Thursday, October 28, 2010

Go Follow the Wh1t3 Rabbit

Hey readers - if you haven't figure it out yet, I'm not updating this blog as often as I'd like to due to the day-job taking up most of my time.  I still post here but it's not every day like it used to be ...

So if you're looking for content ...go and Follow the Wh1t3 Rabbit on my HP Web Application Security blog:

Following the Wh1t3 Rabbit -

Thanks for reading ...keep it here, I'll keep posting!

Saturday, October 23, 2010

"Not Valid Until Signed"

I feel the need to blog this because it has everything to do with the state of security these days...

I went to my local post office the other day, and along with the normally grumpy man at the window in this one-room shanty I got a little extra attitude.  As many of you reading this, I never sign the backs of my credit cards as a rule.  I know it's really not buying me all that much in terms of security or fraud protection - but I figure if I lose my card I really don't want the jackass who tries to use it to also have my signature to copy later.

That being said, I bought a small book of stamps because there are still companies that require you to mail things in the post and went up to the window to pay with my credit card.  The man at the window takes my card, swipes it, and then looks at the back of the card where instead of a signature it says "Require Photo ID" ... then hands the card back to me and says "Sign this or I can't take it".

I looked back at him curiously for a moment, then said in a polite tone "no".  His answer to me was to hand me back the card and ask for a different form of payment.  When I asked why - he told me it's because the "law requires me to sign my credit card ...see, it says so right there".  Actually, he's wrong, there is no such law that I know of, and I've used that card a million times without ever being told to sign it.

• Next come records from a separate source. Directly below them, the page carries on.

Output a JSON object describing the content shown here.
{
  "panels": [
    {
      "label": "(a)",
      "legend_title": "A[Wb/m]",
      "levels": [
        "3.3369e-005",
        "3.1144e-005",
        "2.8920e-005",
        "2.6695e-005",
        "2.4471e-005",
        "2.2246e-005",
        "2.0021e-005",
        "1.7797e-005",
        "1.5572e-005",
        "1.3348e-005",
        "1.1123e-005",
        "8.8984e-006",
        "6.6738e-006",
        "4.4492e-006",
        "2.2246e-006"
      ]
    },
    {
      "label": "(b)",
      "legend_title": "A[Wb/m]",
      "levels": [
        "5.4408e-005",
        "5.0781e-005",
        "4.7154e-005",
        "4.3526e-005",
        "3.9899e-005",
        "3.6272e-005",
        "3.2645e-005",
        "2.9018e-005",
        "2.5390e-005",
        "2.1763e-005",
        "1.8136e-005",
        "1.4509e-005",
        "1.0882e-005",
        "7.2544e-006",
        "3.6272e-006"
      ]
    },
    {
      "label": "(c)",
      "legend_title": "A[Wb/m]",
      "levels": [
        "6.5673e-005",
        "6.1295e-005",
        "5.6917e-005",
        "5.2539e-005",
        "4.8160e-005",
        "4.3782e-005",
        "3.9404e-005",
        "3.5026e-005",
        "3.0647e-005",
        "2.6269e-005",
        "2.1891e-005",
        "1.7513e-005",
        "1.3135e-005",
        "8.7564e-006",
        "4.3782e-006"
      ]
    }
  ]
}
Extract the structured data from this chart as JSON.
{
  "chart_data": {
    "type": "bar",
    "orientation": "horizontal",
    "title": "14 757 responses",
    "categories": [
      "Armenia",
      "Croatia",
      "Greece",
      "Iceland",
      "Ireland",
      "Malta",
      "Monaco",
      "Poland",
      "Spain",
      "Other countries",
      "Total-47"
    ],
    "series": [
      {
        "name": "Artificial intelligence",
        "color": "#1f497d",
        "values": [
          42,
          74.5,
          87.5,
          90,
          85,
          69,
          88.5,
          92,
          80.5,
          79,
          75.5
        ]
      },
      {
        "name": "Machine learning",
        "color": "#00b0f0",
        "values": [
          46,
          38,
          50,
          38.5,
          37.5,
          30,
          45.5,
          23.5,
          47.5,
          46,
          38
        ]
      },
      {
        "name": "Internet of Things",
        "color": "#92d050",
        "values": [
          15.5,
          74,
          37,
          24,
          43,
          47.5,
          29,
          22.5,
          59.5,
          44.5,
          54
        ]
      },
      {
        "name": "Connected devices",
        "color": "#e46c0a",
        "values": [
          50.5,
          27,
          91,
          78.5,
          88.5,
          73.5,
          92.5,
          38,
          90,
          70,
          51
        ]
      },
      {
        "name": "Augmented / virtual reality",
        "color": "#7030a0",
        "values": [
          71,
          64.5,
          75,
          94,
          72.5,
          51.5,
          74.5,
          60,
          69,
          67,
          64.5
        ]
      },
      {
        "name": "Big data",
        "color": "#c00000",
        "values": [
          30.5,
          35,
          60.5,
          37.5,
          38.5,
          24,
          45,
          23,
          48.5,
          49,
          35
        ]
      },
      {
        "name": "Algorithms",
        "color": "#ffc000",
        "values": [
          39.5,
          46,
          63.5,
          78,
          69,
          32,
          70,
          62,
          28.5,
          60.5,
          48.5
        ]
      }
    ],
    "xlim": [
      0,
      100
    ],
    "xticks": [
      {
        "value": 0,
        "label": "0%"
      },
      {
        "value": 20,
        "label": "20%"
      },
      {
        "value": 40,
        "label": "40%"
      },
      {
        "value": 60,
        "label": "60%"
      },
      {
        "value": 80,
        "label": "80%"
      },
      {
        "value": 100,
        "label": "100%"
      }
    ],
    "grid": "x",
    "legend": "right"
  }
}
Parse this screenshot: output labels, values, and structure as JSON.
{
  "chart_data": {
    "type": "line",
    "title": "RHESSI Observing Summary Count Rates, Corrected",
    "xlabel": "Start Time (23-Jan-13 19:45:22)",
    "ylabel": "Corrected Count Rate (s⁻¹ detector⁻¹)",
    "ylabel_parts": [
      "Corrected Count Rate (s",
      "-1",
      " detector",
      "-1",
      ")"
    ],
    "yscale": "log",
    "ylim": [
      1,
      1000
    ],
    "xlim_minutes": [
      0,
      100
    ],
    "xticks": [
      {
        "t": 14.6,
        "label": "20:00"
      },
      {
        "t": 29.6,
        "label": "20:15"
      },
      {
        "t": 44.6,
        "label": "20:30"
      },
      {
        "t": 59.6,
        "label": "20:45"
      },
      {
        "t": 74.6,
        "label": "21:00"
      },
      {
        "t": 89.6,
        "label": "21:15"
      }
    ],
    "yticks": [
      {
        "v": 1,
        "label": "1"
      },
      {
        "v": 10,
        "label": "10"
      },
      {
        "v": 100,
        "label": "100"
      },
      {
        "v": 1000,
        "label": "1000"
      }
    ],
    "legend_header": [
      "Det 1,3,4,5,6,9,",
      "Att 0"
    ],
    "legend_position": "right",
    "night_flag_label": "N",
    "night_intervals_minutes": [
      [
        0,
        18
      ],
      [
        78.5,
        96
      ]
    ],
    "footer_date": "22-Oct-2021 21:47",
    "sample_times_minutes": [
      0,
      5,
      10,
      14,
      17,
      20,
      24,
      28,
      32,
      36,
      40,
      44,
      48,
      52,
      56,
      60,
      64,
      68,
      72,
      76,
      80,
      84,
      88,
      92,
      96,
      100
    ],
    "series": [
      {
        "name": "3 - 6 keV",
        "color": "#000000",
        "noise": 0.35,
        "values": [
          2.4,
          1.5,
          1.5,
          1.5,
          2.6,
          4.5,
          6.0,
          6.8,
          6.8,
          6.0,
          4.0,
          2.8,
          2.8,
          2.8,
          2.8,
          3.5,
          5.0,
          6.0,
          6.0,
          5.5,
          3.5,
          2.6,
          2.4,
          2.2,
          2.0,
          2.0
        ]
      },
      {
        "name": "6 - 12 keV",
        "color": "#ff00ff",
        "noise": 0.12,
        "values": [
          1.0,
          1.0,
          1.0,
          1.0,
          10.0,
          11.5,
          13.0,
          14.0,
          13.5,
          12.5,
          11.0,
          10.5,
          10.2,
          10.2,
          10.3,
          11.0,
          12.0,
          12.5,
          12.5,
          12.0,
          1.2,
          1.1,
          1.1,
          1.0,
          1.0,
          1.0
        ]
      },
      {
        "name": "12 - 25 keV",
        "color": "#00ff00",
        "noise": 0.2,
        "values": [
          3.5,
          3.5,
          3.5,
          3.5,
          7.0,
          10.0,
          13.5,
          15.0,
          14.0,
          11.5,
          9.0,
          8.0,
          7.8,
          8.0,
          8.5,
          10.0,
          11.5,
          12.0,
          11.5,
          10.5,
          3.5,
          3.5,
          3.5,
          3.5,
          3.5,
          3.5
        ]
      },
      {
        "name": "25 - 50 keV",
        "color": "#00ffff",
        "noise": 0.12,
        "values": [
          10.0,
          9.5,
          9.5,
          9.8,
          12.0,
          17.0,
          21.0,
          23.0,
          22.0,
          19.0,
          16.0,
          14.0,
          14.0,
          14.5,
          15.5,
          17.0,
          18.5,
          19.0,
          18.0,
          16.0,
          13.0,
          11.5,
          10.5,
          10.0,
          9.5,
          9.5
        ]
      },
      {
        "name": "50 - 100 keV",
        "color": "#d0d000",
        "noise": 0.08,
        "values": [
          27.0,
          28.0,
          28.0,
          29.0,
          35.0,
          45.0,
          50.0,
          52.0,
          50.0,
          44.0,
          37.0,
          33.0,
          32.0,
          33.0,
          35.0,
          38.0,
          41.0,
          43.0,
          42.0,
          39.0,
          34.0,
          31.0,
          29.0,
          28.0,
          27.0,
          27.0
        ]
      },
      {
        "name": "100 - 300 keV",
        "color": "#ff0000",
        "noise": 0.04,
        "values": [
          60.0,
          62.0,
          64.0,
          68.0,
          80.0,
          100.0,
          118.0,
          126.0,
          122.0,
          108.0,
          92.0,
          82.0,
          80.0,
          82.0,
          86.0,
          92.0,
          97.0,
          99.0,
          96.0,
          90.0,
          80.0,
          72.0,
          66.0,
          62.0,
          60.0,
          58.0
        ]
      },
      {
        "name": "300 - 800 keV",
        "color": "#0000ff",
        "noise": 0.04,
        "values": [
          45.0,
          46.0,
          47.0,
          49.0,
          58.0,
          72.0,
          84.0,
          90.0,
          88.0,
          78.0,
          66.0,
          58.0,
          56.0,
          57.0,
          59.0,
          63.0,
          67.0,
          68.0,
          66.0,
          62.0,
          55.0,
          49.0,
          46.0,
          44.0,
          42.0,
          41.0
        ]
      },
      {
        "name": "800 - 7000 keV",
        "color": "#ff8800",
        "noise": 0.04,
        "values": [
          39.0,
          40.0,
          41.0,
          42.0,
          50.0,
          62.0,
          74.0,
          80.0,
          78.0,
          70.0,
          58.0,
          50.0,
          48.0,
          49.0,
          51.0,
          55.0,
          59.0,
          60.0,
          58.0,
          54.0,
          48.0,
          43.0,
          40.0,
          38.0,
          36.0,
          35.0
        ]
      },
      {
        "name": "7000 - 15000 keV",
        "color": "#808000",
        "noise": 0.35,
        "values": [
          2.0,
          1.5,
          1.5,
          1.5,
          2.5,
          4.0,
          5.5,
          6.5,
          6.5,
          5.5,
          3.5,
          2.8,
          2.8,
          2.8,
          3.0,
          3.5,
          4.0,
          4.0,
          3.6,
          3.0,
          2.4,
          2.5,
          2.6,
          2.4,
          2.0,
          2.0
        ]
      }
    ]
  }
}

So I took the card back, paid cash and left ... but now I have this burning question in my brain - can a merchant really refuse my card because it's not signed?

The answer, according to my Bank of America rep ... is absolutely NO.  For the record, as far as I can tell, you are NOT required to sign the back of that card, and there is nothing that legally says you must ...

Of course, my local mailperson was just following the rules ...or trying to be the grumpy bastard he normally is ... or just doesn't know better.  I don't know which of those (or all?) are true but the bottom line is I'm not going to sign my card, and you shouldn't either.

Thursday, October 14, 2010

Paranoia: Everything is broken, revert to text

I had to blog this, since I saw a post come across Twitter earlier from a friend of mine commenting on how some PR people are sending around press releases on PDFs to him.


Oh, that's right ... PDFs are now considered tainted or potentially malicious attachments.  So that means that you shouldn't ever open a PDF again?  Or you COULD just run it through one of these online PDF conversion services, such as this one ( ...right?

But my point is a little deeper.  Has the pendulum gone so far to the highly complex technologies side that we're now seeing a backlash against things like PDFs?  Are PDFs now inherently untrusted attachments?  If so ... do we revert back to text-only email?

Where does this end?  What do you consider malicious attachments or technologies ...such that you'll avoid their use altogether?